Focusing on the negative is not the purpose of this information, but it would be negligent not to mention some of the very serious repercussions of making a mistake in this process.
The most common mistake, as referenced above, is filing for the wrong chapter of bankruptcy. Too often we see pro se filers in a Chapter 7, losing assets and potentially losing their discharge, when they should have been in a Chapter 13 the entire time (or not in bankruptcy at all). On the other hand, we see pro se debtors struggling to get a Chapter 13 case confirmed and working when they never should have been in a repayment plan to begin with. Next is the failure to disclose. Whether it is not listing an asset because “they want to keep that out of the bankruptcy” or failing to list a source of income because “that doesn’t really count, right?”, these failures in disclosure are taken very seriously by the Bankruptcy Code and its participants. The primary tools of bankruptcy, the Automatic Stay and the Discharge, are exceptionally powerful. The trade being made is that you are expected to provide complete and accurate information, no exceptions. The third is a failure to maximize exemptions. Pro se debtors schedule all of their assets accurately, but lose property because they do not realize that there is an exemption available to protect some or all of the value of these assets. Once filed, if the exemption is not claimed appropriately, the trustee has an uninhibited right to liquidate the unprotected asset and they will, as that is their job.
The direct repercussion of these mistakes range from unfortunate to brutal. The trustee in bankruptcy may liquidate non-exempt assets that could have been protected or, in a Chapter 13, require you to pay more to your creditors than you otherwise would have had to. You case can be dismissed for failure to make a good faith effort in your disclosures or for proposing a plan that is not feasible. A failure to disclose an asset can lead to the loss of that asset, or worse the denial of your discharge, or even worse, if the trustee and court believe that your failure to disclose was intentional, a criminal prosecution. It is unfortunate, but we read every couple of weeks about a debtor being prosecuted for an intentional failure to disclose an asset. Poor timing in the filing of the case can lead to creditors or the U.S. Trustee prosecuting an adversary to determine that certain debts are not to be discharged or, again worse, that you are not entitled to a discharge based on your circumstances. None of these things should occur, and generally they do not when you are represented by an experienced bankruptcy attorney, however we see them arise in court with too much frequency.
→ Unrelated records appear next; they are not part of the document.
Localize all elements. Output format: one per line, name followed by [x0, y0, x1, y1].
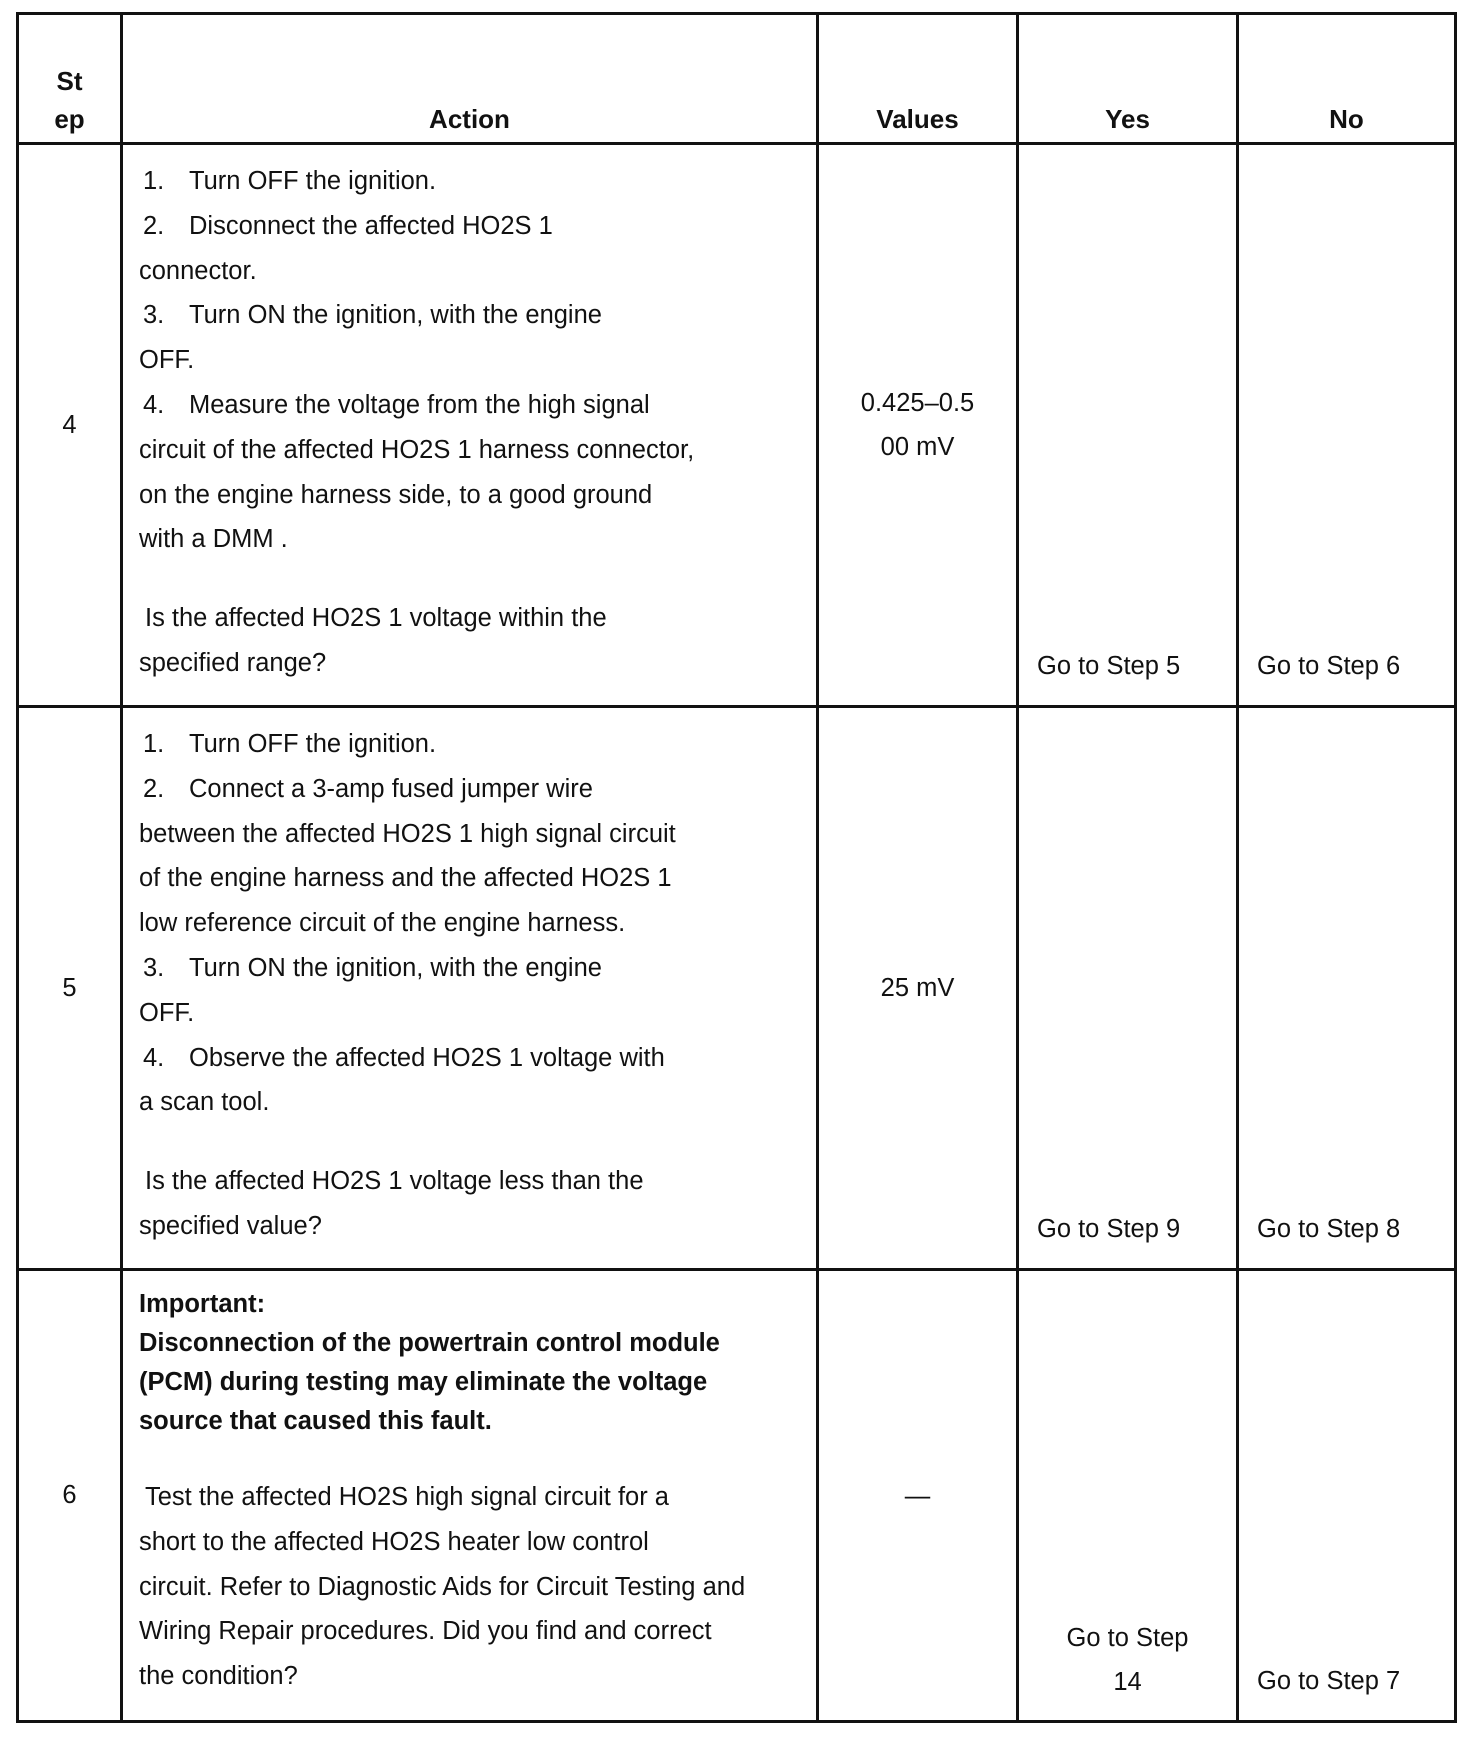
question-line: circuit. Refer to Diagnostic Aids for Circuit Testing and	[139, 1572, 746, 1601]
important-text: (PCM) during testing may eliminate the voltage	[139, 1368, 708, 1396]
header-action: Action	[122, 14, 818, 144]
question-line: Wiring Repair procedures. Did you find and correct	[139, 1617, 712, 1646]
header-row	[18, 14, 1456, 144]
action-line: connector.	[139, 256, 257, 285]
question-line: specified range?	[139, 648, 327, 677]
no-cell: Go to Step 7	[1238, 1270, 1456, 1722]
action-line: on the engine harness side, to a good ground	[139, 480, 653, 509]
action-line: 2. Disconnect the affected HO2S 1	[143, 211, 553, 240]
action-line: OFF.	[139, 346, 195, 375]
values-cell: —	[818, 1270, 1018, 1722]
yes-cell: Go to Step 14	[1018, 1270, 1238, 1722]
header-step: St ep	[18, 14, 122, 144]
header-no: No	[1238, 14, 1456, 144]
no-cell: Go to Step 6	[1238, 144, 1456, 707]
action-line: 1. Turn OFF the ignition.	[143, 730, 437, 758]
question-line: short to the affected HO2S heater low control	[139, 1527, 649, 1556]
yes-cell: Go to Step 9	[1018, 707, 1238, 1270]
action-line: 2. Connect a 3-amp fused jumper wire	[143, 774, 593, 803]
values-cell: 25 mV	[818, 707, 1018, 1270]
diagnostic-table	[16, 12, 1457, 1723]
header-values: Values	[818, 14, 1018, 144]
action-line: with a DMM .	[139, 525, 288, 554]
important-text: Disconnection of the powertrain control module	[139, 1329, 720, 1357]
question-line: specified value?	[139, 1211, 322, 1240]
action-cell	[122, 144, 818, 707]
action-line: OFF.	[139, 998, 195, 1027]
important-label: Important:	[139, 1290, 266, 1318]
step-number: 4	[18, 144, 122, 707]
action-line: of the engine harness and the affected HO2S 1	[139, 864, 672, 893]
action-line: low reference circuit of the engine harness.	[139, 909, 626, 938]
important-text: source that caused this fault.	[139, 1407, 492, 1435]
question-line: Is the affected HO2S 1 voltage less than the	[145, 1167, 644, 1196]
action-cell	[122, 1270, 818, 1722]
header-yes: Yes	[1018, 14, 1238, 144]
action-line: 1. Turn OFF the ignition.	[143, 167, 437, 195]
question-line: Is the affected HO2S 1 voltage within the	[145, 604, 607, 633]
question-line: Test the affected HO2S high signal circuit for a	[145, 1483, 669, 1511]
action-line: 4. Measure the voltage from the high signal	[143, 390, 650, 419]
action-line: a scan tool.	[139, 1088, 270, 1117]
question-line: the condition?	[139, 1662, 298, 1691]
step-number: 5	[18, 707, 122, 1270]
no-cell: Go to Step 8	[1238, 707, 1456, 1270]
action-line: 4. Observe the affected HO2S 1 voltage with	[143, 1043, 665, 1072]
values-cell: 0.425–0.5 00 mV	[818, 144, 1018, 707]
yes-cell: Go to Step 5	[1018, 144, 1238, 707]
step-number: 6	[18, 1270, 122, 1722]
table-row	[18, 144, 1456, 707]
table-row	[18, 707, 1456, 1270]
action-line: 3. Turn ON the ignition, with the engine	[143, 953, 602, 982]
table-row	[18, 1270, 1456, 1722]
action-line: circuit of the affected HO2S 1 harness connector,	[139, 435, 695, 464]
action-line: between the affected HO2S 1 high signal circuit	[139, 819, 676, 848]
action-line: 3. Turn ON the ignition, with the engine	[143, 301, 602, 330]
action-cell	[122, 707, 818, 1270]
Your bankruptcy attorney should be your ultimate “phone a friend” option when you are going through the bankruptcy process. They are an expert who is on call to answer your questions and talk you through your various options. The attorney has an ethical obligation to ensure that they are always working in your, not their, best interests and truly experienced bankruptcy attorneys take this obligation very seriously (as those who do not are not practicing in this field for very long). Most attorneys, including me, handle a case with the standard of “the only stupid question is the one that you have that you do not call me and ask”. They are there to be your advocate, expert and guiding hand and are well worth their cost.